Because the substrate takes care of everything, every new faculty you write on top of that inherits all of the same properties.

1: https://github.com/triblespace/triblespace-rs

2: https://github.com/triblespace/faculties

super nice, indeed similar approach
just curious since it reminds me a bit. Have you / someone tried https://entire.io/ (I'm not affiliated at all, so it is not a plug).
sure, fair question i think the main difference is that entire are built on top of git == you would have to commit in order to track something...
People in this thread seem to be too focused on the agent creating a git log. This seems to be solving a different problem than that does.

When you're interacting with agents, multiple prompts may reasonable culminate in a single commit. It may be useful to track or undo things between commits - at the prompt level. I personally have a workflow when I use Jujutsu (jj) for git already, and this slotted in very nicely to solve this problem. The auto-committing in jj makes it very easy and natural to compare diffs between prompts, and undo specific chunks or restore previous states without making a new commit every prompt. I only finish a commit, giving it a message and advancing the branch, once I've iteratively dialed in the changes I want.

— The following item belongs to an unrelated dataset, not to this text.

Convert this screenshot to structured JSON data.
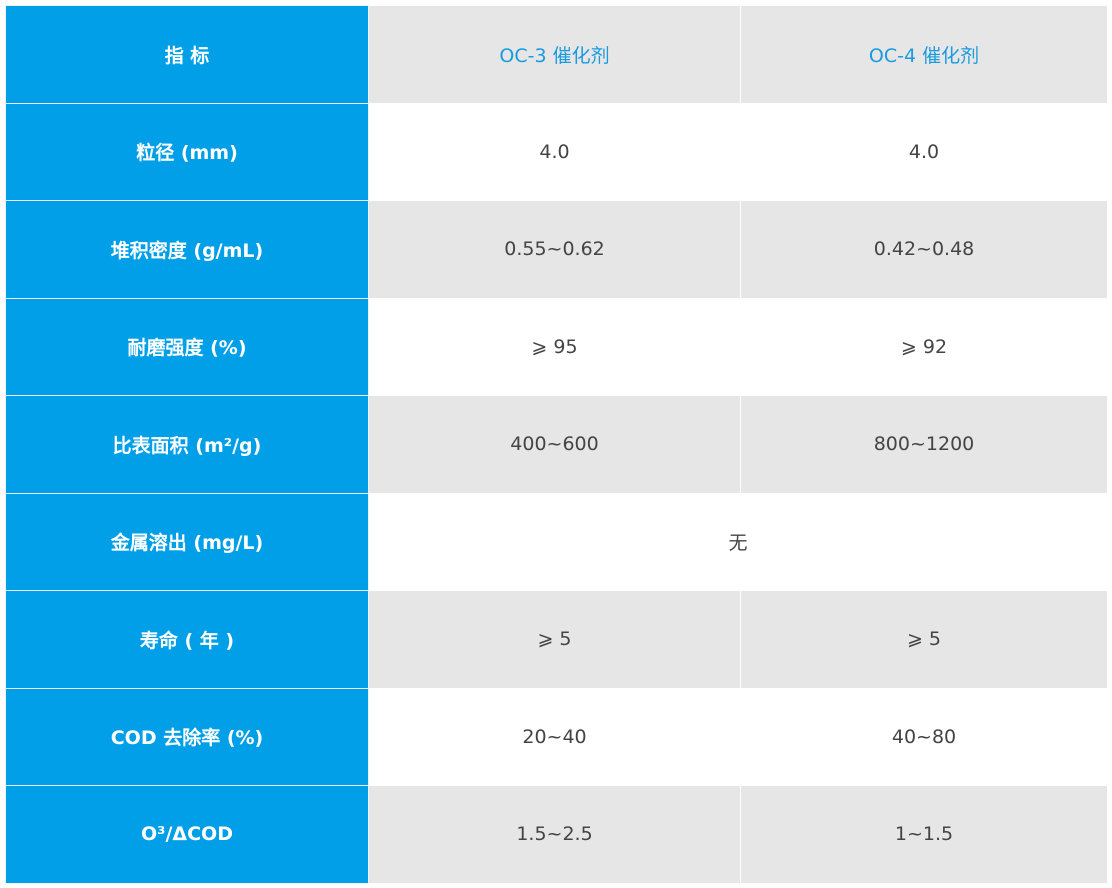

I probably won't use this tool since I already have a flow that works for me, but maybe this will help people see why such a tool can be helpful.

Edit: fixed typo

tnx for the honest feedback! really, appreciate it! would you mine sharing more details about your workflow with jj?
can’t you just make agent hooks that do this with plain git?
that's exactly what i tried in the first place, but i think it would be misuse of git protocol, git is built for files - the blobs/ tree calc & mechanism , for large contexts and linear thinking flow it's differnt, but honestly - i think you can get to a very good solution with pure git..
my agent rebased and forcepushed with conflicts...
I think of git more like a defense and quality control against AI slop than something that should be automated
unfortunately, agents have decades of examples for how to use git, bearish on any tool that deviates from git
i think you misunderstood the concept, actually . it's not built to replace git, rather to sit on top of it.